II. QUESTÃO EM DISCUSSÃO
2.Há duas questões em discussão: (i) verificar se a autora possui interesse processual para pleitear a alteração da nota de candidata concorrente; e (ii) examinar se há ilegalidade na revisão da nota atribuída à própria autora pela banca examinadora.
III. RAZÕES DE DECIDIR
3.O interesse processual exige a utilidade da prestação jurisdicional; no caso, eventual alteração da pontuação da candidata concorrente não beneficiaria a autora, que permaneceria na quarta colocação de concurso público com apenas uma vaga e já homologado.
4.A Administração Pública possui poder de autotutela para revisar os próprios atos, inclusive os praticados por bancas examinadoras, desde que observados os princípios da legalidade e do interesse público, o que se verificou na reavaliação da nota da autora.

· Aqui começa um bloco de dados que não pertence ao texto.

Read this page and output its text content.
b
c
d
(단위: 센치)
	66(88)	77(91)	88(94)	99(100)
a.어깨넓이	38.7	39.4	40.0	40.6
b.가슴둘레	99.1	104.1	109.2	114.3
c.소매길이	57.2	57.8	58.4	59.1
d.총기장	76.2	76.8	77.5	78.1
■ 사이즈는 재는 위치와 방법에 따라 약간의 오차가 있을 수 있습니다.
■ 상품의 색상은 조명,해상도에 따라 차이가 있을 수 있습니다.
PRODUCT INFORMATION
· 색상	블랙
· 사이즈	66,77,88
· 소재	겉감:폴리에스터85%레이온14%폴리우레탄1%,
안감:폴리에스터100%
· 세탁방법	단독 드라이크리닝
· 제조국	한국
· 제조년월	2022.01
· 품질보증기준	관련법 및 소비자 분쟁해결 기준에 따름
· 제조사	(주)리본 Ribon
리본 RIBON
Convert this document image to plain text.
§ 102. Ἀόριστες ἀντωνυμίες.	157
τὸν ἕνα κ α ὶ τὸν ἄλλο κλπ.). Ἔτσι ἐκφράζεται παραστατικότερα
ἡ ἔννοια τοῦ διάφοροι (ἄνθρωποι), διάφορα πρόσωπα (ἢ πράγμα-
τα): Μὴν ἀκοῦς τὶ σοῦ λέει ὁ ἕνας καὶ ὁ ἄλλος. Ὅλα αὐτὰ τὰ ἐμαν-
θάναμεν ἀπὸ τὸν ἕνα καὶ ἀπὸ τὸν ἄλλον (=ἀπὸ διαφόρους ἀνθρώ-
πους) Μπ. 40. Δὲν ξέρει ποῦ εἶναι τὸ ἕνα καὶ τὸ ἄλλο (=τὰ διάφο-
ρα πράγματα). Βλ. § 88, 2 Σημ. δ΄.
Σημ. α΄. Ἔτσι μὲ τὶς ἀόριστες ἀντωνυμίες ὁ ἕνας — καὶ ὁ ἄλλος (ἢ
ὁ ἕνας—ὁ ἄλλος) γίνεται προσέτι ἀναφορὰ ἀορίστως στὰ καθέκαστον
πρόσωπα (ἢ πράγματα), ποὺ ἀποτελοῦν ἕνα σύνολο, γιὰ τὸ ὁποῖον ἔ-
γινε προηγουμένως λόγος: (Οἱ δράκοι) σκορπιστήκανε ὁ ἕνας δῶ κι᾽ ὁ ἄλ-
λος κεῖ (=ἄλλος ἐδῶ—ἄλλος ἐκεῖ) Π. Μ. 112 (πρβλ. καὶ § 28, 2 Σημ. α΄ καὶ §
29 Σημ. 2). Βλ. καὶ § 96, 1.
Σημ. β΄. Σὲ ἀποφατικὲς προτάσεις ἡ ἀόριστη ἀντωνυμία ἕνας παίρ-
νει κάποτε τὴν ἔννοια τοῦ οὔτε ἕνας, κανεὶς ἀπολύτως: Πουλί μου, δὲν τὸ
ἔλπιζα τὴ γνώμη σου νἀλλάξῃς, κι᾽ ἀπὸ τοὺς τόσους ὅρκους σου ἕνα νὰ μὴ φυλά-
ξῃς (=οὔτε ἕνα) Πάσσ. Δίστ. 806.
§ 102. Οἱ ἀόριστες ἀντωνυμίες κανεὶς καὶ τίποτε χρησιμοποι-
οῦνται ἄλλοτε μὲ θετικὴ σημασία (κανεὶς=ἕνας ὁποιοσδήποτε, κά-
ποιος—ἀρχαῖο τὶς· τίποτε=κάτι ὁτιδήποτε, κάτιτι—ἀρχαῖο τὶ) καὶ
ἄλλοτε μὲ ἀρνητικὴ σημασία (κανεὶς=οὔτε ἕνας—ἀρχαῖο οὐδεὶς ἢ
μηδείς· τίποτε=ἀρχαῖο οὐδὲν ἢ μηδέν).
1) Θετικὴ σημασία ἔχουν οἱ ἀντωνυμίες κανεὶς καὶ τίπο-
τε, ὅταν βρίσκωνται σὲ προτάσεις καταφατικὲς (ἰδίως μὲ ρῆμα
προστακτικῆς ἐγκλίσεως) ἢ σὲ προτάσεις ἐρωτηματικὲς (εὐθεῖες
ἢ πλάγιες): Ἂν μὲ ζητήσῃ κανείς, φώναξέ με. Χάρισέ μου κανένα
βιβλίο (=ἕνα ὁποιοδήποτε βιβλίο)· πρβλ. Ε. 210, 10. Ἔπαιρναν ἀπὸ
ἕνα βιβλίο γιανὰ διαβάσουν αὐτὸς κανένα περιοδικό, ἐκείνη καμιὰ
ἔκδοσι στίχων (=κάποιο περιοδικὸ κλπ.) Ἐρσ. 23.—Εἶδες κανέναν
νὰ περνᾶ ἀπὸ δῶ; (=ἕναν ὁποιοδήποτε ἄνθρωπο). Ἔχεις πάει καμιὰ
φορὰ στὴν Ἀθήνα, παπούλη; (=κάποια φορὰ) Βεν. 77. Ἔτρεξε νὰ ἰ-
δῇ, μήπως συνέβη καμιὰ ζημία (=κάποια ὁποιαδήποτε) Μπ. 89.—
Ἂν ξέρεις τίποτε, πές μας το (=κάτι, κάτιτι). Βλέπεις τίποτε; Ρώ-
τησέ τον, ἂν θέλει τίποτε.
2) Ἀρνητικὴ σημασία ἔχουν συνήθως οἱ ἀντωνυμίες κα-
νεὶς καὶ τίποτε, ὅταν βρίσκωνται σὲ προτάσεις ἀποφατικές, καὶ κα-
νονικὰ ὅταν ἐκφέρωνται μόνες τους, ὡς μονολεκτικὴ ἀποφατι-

5.A jurisprudência impede a atuação do Poder Judiciário como instância revisora do mérito administrativo de bancas examinadoras, salvo por ilegalidade flagrante, inexistente nos autos.
6.Não restou configurada litigância de má-fé, pois a parte autora exerceu regularmente seu direito de ação, sem alterar a verdade dos fatos nem incorrer em comportamento desleal.
7.Diante do não provimento do recurso e da prévia fixação de honorários na origem, cabível a majoração da verba honorária recursal, nos termos do art. 85, § 11, do CPC/2015.
IV. DISPOSITIVO E TESE
8. Recurso desprovido, condenando a apelante em honorários recursais de 1%(um por cento), nos termos do artigo 85, § 11, do CPC.
Tese de julgamento:
a) Não há interesse processual para pleitear a revisão da nota de candidata concorrente quando a alteração pretendida não modifica a posição da parte autora no certame.
b) A Administração Pública pode revisar pontuação de candidatos em concursos públicos com base no poder de autotutela, desde que respeitados os princípios da legalidade e do interesse público.
c) O Poder Judiciário não pode substituir a banca examinadora para reavaliar critérios técnicos ou subjetivos de correção de provas e títulos, salvo em caso de ilegalidade evidente.
d) A inexistência de má-fé afasta a aplicação de penalidades processuais à parte autora.
e) É devida a fixação de honorários recursais quando não provido o recurso, conforme o art. 85, § 11, do CPC/2015.
Dispositivos relevantes citados: CF/1988, art. 37, caput; CPC, arts. 17 e 85, §§ 2º e 11; Súmula 473 do STF.
Jurisprudência relevante citada: STJ, AgInt nos EREsp 1539725, Rel. Min. Antonio Carlos Ferreira, DJE 19.10.2017.
ACÓRDÃO
Vistos e relatados estes autos em que são partes as acima indicadas, a Egrégia 5ª Turma Especializada do Tribunal Regional Federal da 2ª Região decidiu, por maioria, vencidos o relator e o Juiz Federal RAFFAELE FELICE PIRRO, NEGAR PROVIMENTO À APELAÇÃO, CONDENANDO A APELANTE EM HONORÁRIOS RECURSAIS DE 1%(UM POR CENTO), NOS TERMOS DO ARTIGO 85, § 11, DO CPC, nos termos do relatório, votos e notas de julgamento que ficam fazendo parte integrante do presente julgado.
Rio de Janeiro, 17 de julho de 2025.